Según el informe, el fallo fue progresivo:
- Vagones 2 al 5: Presentan muescas por el golpe constante contra el carril fracturado.
- Vagón 6: Fue el primero en descarrilar al encontrar una «falta completa de continuidad» en la rodadura; es decir, la vía terminó de colapsar o volcarse a su paso.
- Vagones finales: El arrastre posterior borró las huellas técnicas, aunque se sospecha que ni siquiera llegaron a tocar la cabeza del carril roto.
Óscar Puente defiende el mantenimiento y apunta a la «mala fortuna»

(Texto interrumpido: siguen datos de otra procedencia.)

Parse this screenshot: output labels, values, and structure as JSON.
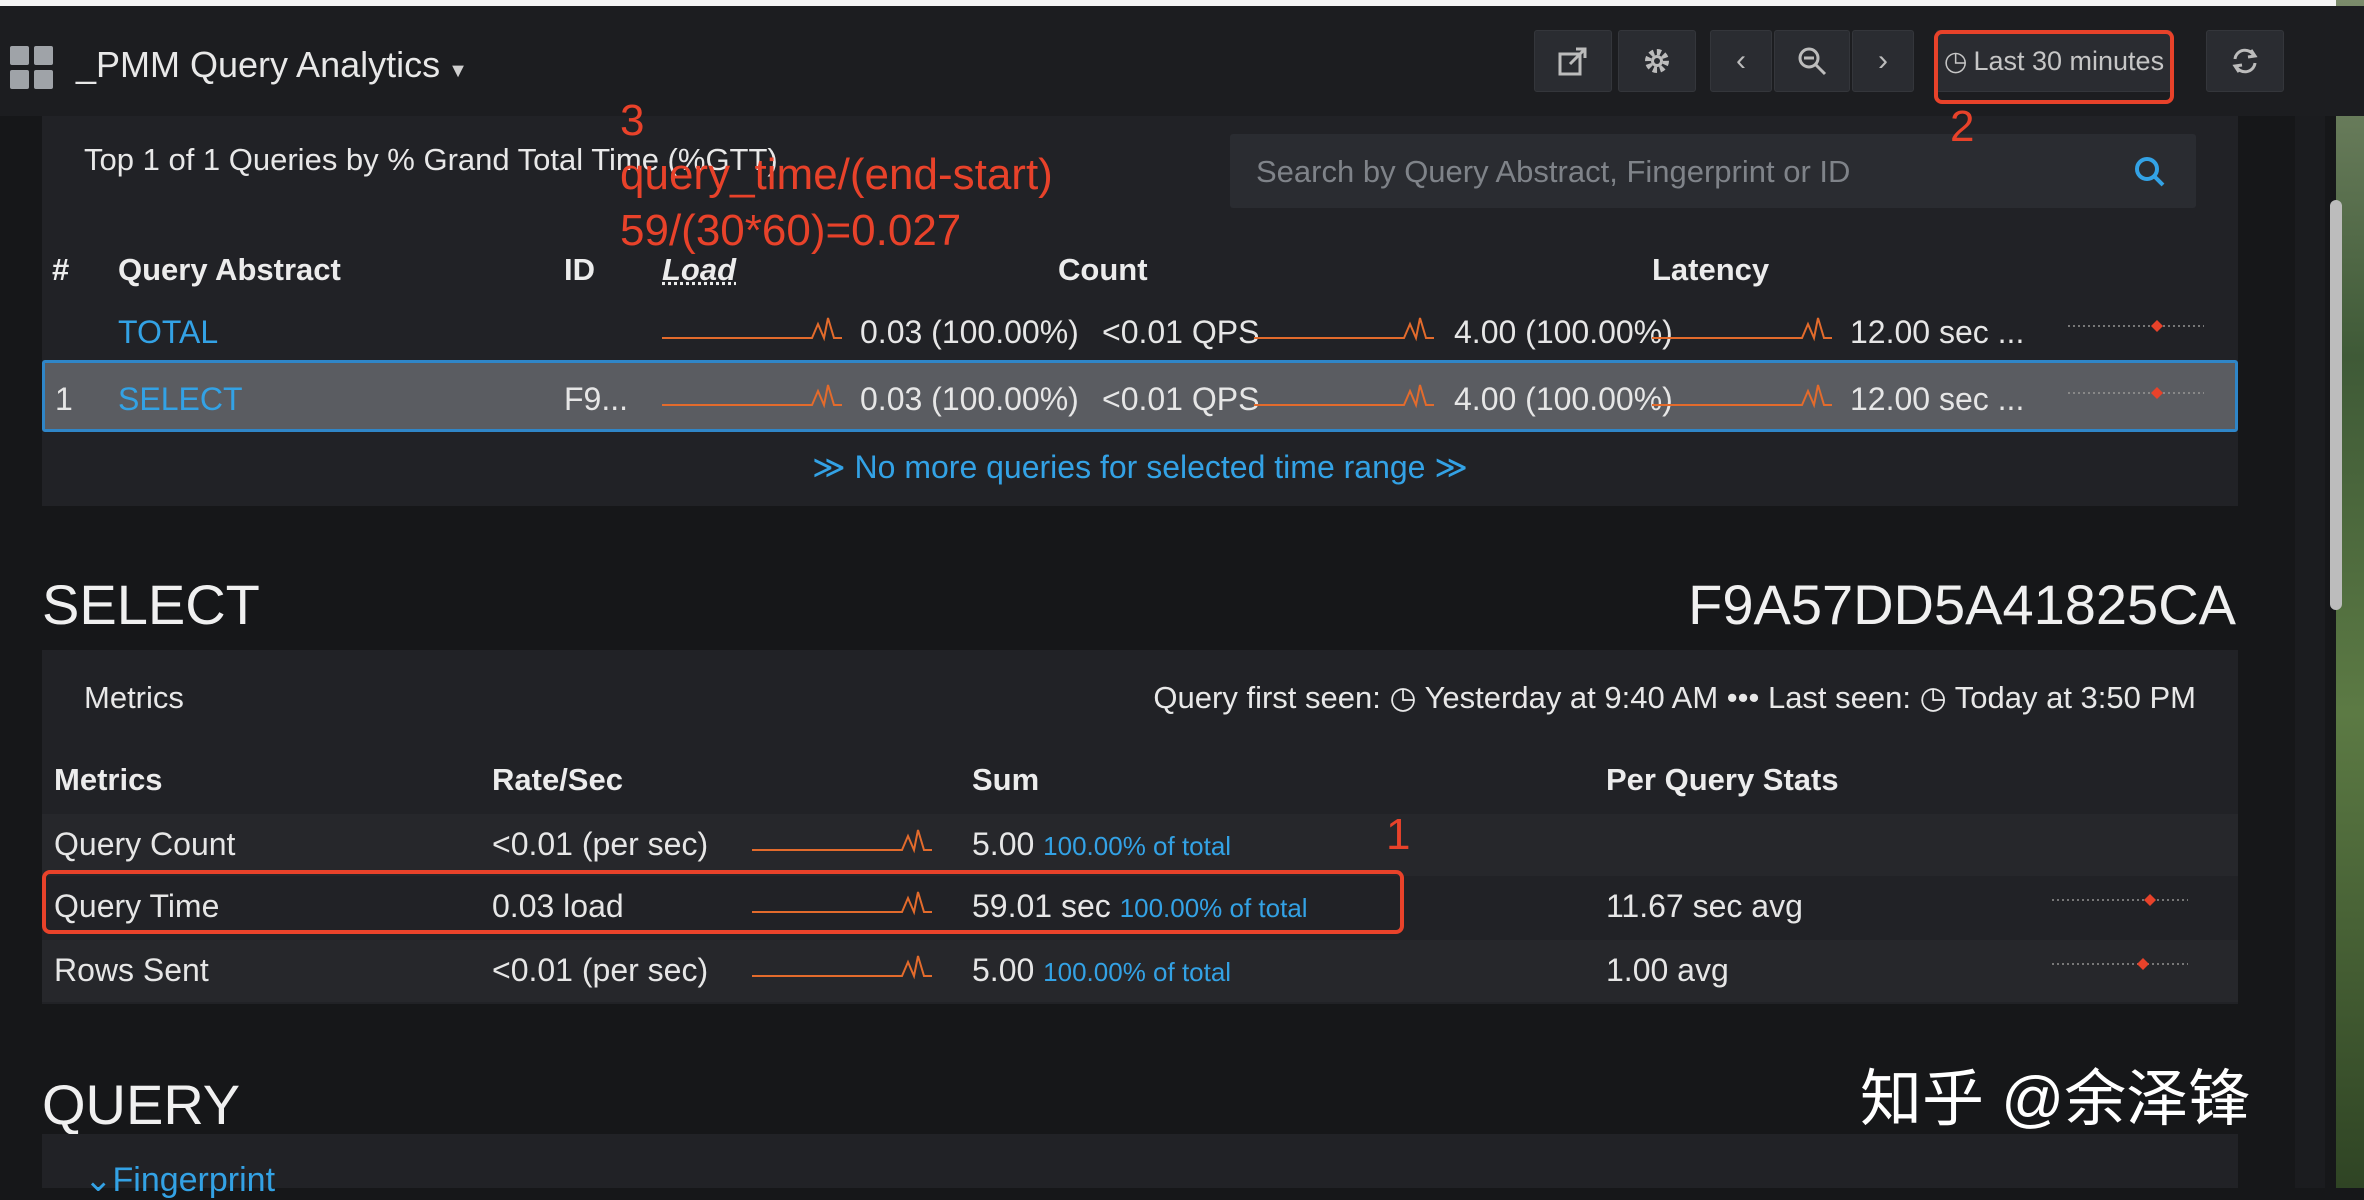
{
  "app": {
    "title": "_PMM Query Analytics"
  },
  "toolbar": {
    "share_icon": "share-icon",
    "settings_icon": "gear-icon",
    "zoom_icon": "zoom-out-icon",
    "time_range_label": "Last 30 minutes",
    "refresh_icon": "refresh-icon"
  },
  "query_list": {
    "heading": "Top 1 of 1 Queries by % Grand Total Time (%GTT)",
    "search_placeholder": "Search by Query Abstract, Fingerprint or ID",
    "columns": {
      "num": "#",
      "abstract": "Query Abstract",
      "id": "ID",
      "load": "Load",
      "count": "Count",
      "latency": "Latency"
    },
    "rows": [
      {
        "num": "",
        "abstract": "TOTAL",
        "id": "",
        "load": "0.03 (100.00%)",
        "qps": "<0.01 QPS",
        "count": "4.00 (100.00%)",
        "latency": "12.00 sec ..."
      },
      {
        "num": "1",
        "abstract": "SELECT",
        "id": "F9...",
        "load": "0.03 (100.00%)",
        "qps": "<0.01 QPS",
        "count": "4.00 (100.00%)",
        "latency": "12.00 sec ..."
      }
    ],
    "no_more": "≫ No more queries for selected time range ≫"
  },
  "detail": {
    "title": "SELECT",
    "query_id": "F9A57DD5A41825CA",
    "metrics_label": "Metrics",
    "first_seen_label": "Query first seen:",
    "first_seen": "Yesterday at 9:40 AM",
    "separator": "•••",
    "last_seen_label": "Last seen:",
    "last_seen": "Today at 3:50 PM",
    "columns": {
      "metrics": "Metrics",
      "rate": "Rate/Sec",
      "sum": "Sum",
      "per_query": "Per Query Stats"
    },
    "rows": [
      {
        "name": "Query Count",
        "rate": "<0.01 (per sec)",
        "sum": "5.00",
        "pct": "100.00% of total",
        "per_query": ""
      },
      {
        "name": "Query Time",
        "rate": "0.03 load",
        "sum": "59.01 sec",
        "pct": "100.00% of total",
        "per_query": "11.67 sec avg"
      },
      {
        "name": "Rows Sent",
        "rate": "<0.01 (per sec)",
        "sum": "5.00",
        "pct": "100.00% of total",
        "per_query": "1.00  avg"
      }
    ]
  },
  "query_section": {
    "title": "QUERY",
    "fingerprint_label": "Fingerprint"
  },
  "annotations": {
    "n1": "1",
    "n2": "2",
    "n3": "3",
    "formula1": "query_time/(end-start)",
    "formula2": "59/(30*60)=0.027"
  },
  "watermark": "知乎 @余泽锋",
  "colors": {
    "accent": "#33a2e5",
    "sparkline": "#e36b2c",
    "annotation": "#e8422a",
    "background": "#161719"
  }
}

El ministro de Transportes, Óscar Puente, ha comparecido para analizar estos datos, subrayando que la rotura debió ser tan mínima que no llegó a interrumpir la corriente eléctrica, lo que habría activado automáticamente las alarmas del sistema.
Pese a que las gráficas de los trenes previos mostraban que «algo estaba evolucionando» en ese punto, el ministro asegura que los controles habituales no detectaron nada que exigiera una intervención urgente. «El mantenimiento no está en el origen del accidente», ha afirmado Puente, quien atribuye lo ocurrido a la «mala fortuna» o, posiblemente, a un defecto de fabricación del material, una de las hipótesis que ahora se estudiarán en el laboratorio.
Próximos pasos e infraestructura
La investigación entra ahora en una fase técnica profunda:
- Análisis metalográfico: Se enviarán muestras del carril a un laboratorio para determinar por qué se rompió el acero.
- Revisión de protocolos: El ministro ha sugerido que, si se confirma esta causa, habrá que evaluar si son necesarios nuevos tipos de controles que detecten estas micro-fracturas.
Puente también ha querido blindar la reputación de la infraestructura, recordando que el tramo contó con una inversión de 780 millones de euros y fue ejecutado por las principales constructoras del país. Ante las preguntas sobre su responsabilidad política, el ministro se ha mostrado tajante: descarta dimitir al considerar que el suceso no merma su capacidad de gestión y que la rapidez con la que se están obteniendo respuestas demuestra un compromiso inédito con la transparencia.